The relevant law on whether there is reasonable excuse for a civil penalty to be withdrawn or reduced is contained in the Finance Act 1996, Schedule 5, paragraph 25 – see LFT19010, under the ‘Mitigation of penalties’ heading.
We do not have any Tribunal case histories that would help us to
establish what is and is not considered a reasonable excuse for any
of the Landfill Tax penalties.
In considering “reasonable excuse” we can turn to
VAT cases for some initial guidance. The concept of what
constitutes a ‘reasonable conscientious businessman’

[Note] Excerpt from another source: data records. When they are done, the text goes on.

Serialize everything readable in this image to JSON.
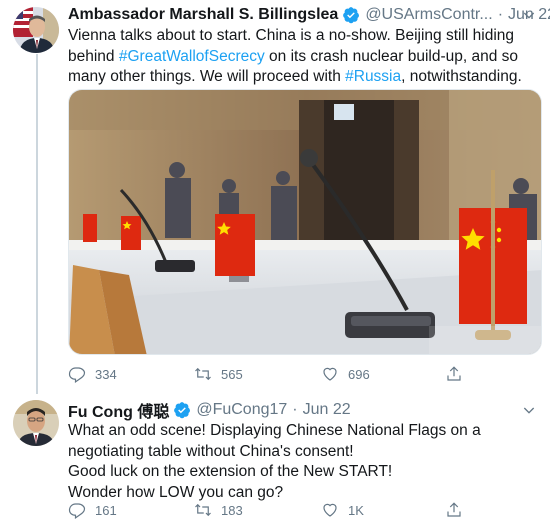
{
  "tweets": [
    {
      "name": "Ambassador Marshall S. Billingslea",
      "handle": "@USArmsContr...",
      "dot": "·",
      "date": "Jun 22",
      "text_parts": {
        "a": "Vienna talks about to start. China is a no-show. Beijing still hiding behind ",
        "tag1": "#GreatWallofSecrecy",
        "b": " on its crash nuclear build-up, and so many other things. We will proceed with ",
        "tag2": "#Russia",
        "c": ", notwithstanding."
      },
      "stats": {
        "replies": "334",
        "retweets": "565",
        "likes": "696"
      }
    },
    {
      "name": "Fu Cong 傅聪",
      "handle": "@FuCong17",
      "dot": "·",
      "date": "Jun 22",
      "lines": [
        "What an odd scene! Displaying Chinese National Flags on a negotiating table without China's consent!",
        "Good luck on the extension of the New START!",
        "Wonder how LOW you can go?"
      ],
      "stats": {
        "replies": "161",
        "retweets": "183",
        "likes": "1K"
      }
    }
  ],
  "icons": {
    "verified": "verified-badge-icon",
    "caret": "chevron-down-icon",
    "reply": "reply-icon",
    "retweet": "retweet-icon",
    "like": "heart-icon",
    "share": "share-icon"
  },
  "colors": {
    "link": "#1da1f2",
    "secondary_text": "#657786",
    "primary_text": "#14171a",
    "thread_line": "#ccd6dd",
    "flag_red": "#de2910",
    "flag_star": "#ffde00"
  }
}
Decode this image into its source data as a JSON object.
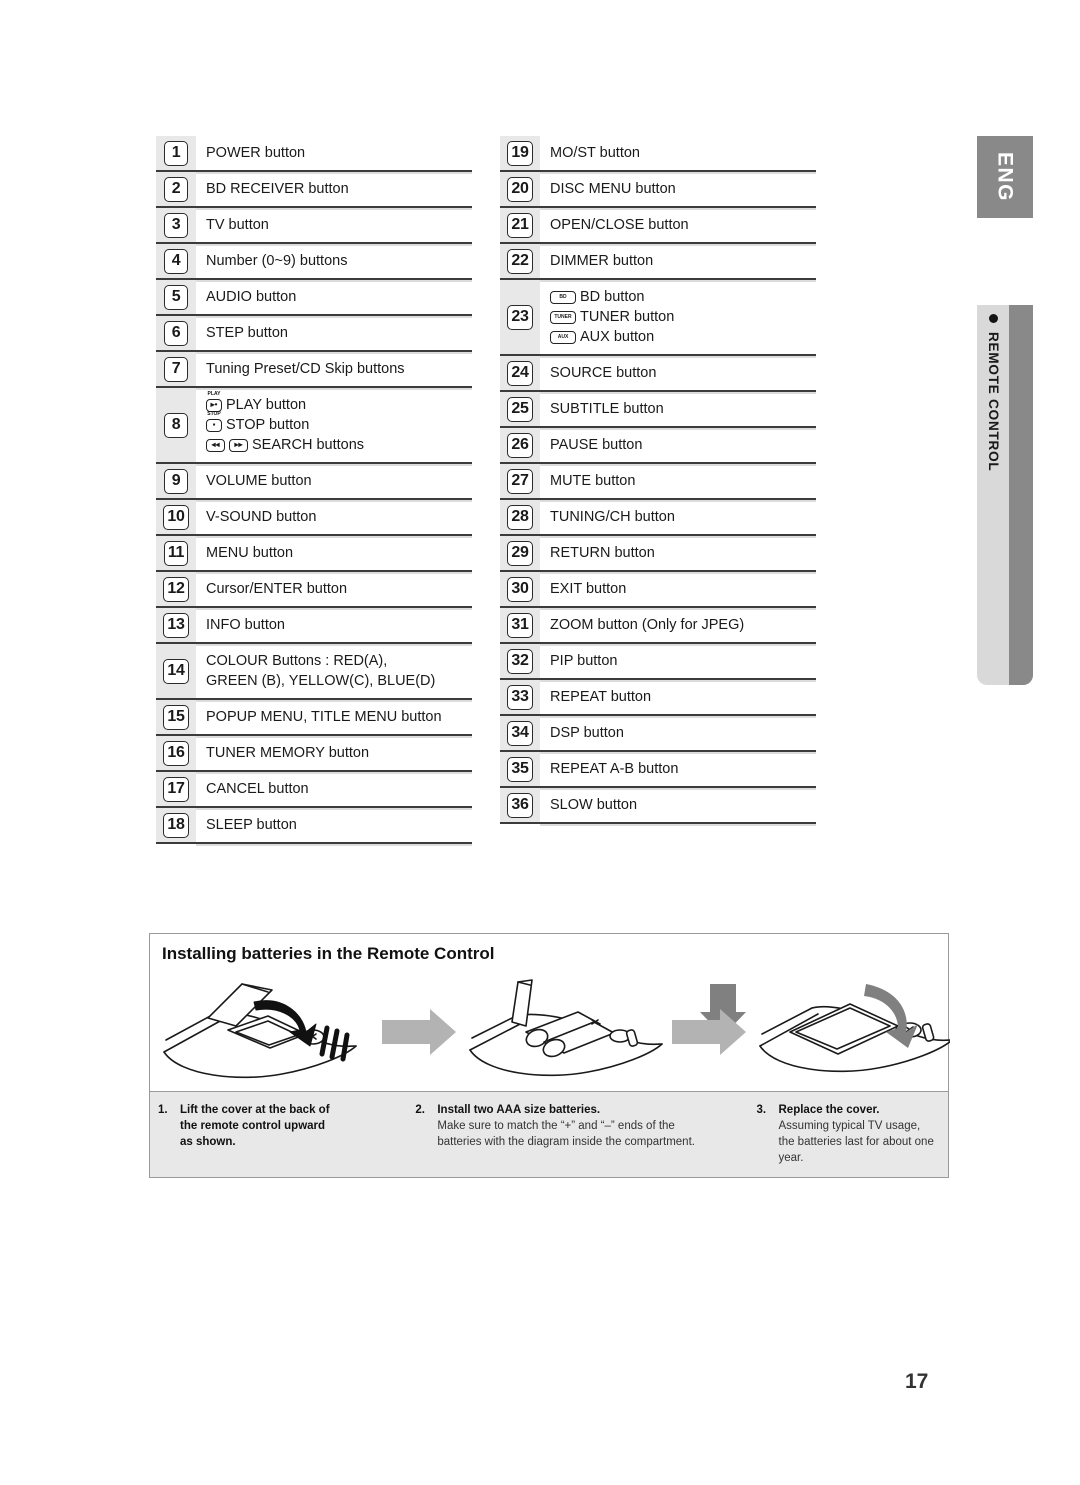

was first defined by a past President of the VAT Tribunal, Judge
Medd OBE QC in the appeals of Appropriate Technology and The Clean
Car Company.
In the case of Appropriate Technology, (LON/90/1350X) Judge
Medd asked himself the following question:
“Would a reasonable conscientious businessman who knew
all the facts of the case as I have set them out, and who was alive
to and accepted the need to comply with one’s
responsibilities in regard to the rendering of VAT returns,
consider that the Appellant Company, in acting as it did in the
circumstances in which it found itself, had acted with due care in
the preparation of its return?
If such a businessman would reach the conclusion that the
tax-payer had acted with proper care, then I would consider that
the tax-payer should be regarded as having a reasonable
excuse”.
Our policy is that unless a business can show that it was
alive to and accepted the need to comply with its LT
responsibilities, then no reasonable excuse exists. It should be
noted that ‘reasonableness’ refers to the conduct of
the business, not to the error made.
Judge Medd further expanded the concept of the reasonable
conscientious businessman in The Clean Car Company Ltd case,
(LON/90/138X), when he said:
“One must ask oneself: was what the tax-payer did a
reasonable thing for a responsible trader conscious of and
intending to comply with his obligations regarding tax, but having
the experience and other relevant attributes of the tax-payer and
placed in the situation that the tax-payer found himself at the
relevant time, a reasonable thing to do? Put in another way which
does not I think alter the sense of the question; was what the
tax-payer did not an unreasonable thing for a trader of the sort I
have envisaged, in the position that the tax-payer found himself,
to do?
It seems to me that Parliament in passing this legislation
must have intended that the question of whether a particular trader
had a reasonable excuse should be judged by the standards of
reasonableness which one would expect to be exhibited by a
tax-payer, but who in other respects shared such attributes of the
particular appellant as the Tribunal considered relevant to the
situation being considered.
Thus, though such a tax-payer would give a reasonable
priority to complying with his duties in regard to tax and would
conscientiously seek to ensure that his returns were accurate and
made timeously, his age and experience, his health or the incidence
of some particular difficulty or misfortune and, doubtless, many
other facts, may all have a bearing on whether, in acting as he
did, he acted reasonably and so had a reasonable excuse”.
In Landfill Tax, nothing is ruled out as a reasonable excuse.
You should look at each case on its merits.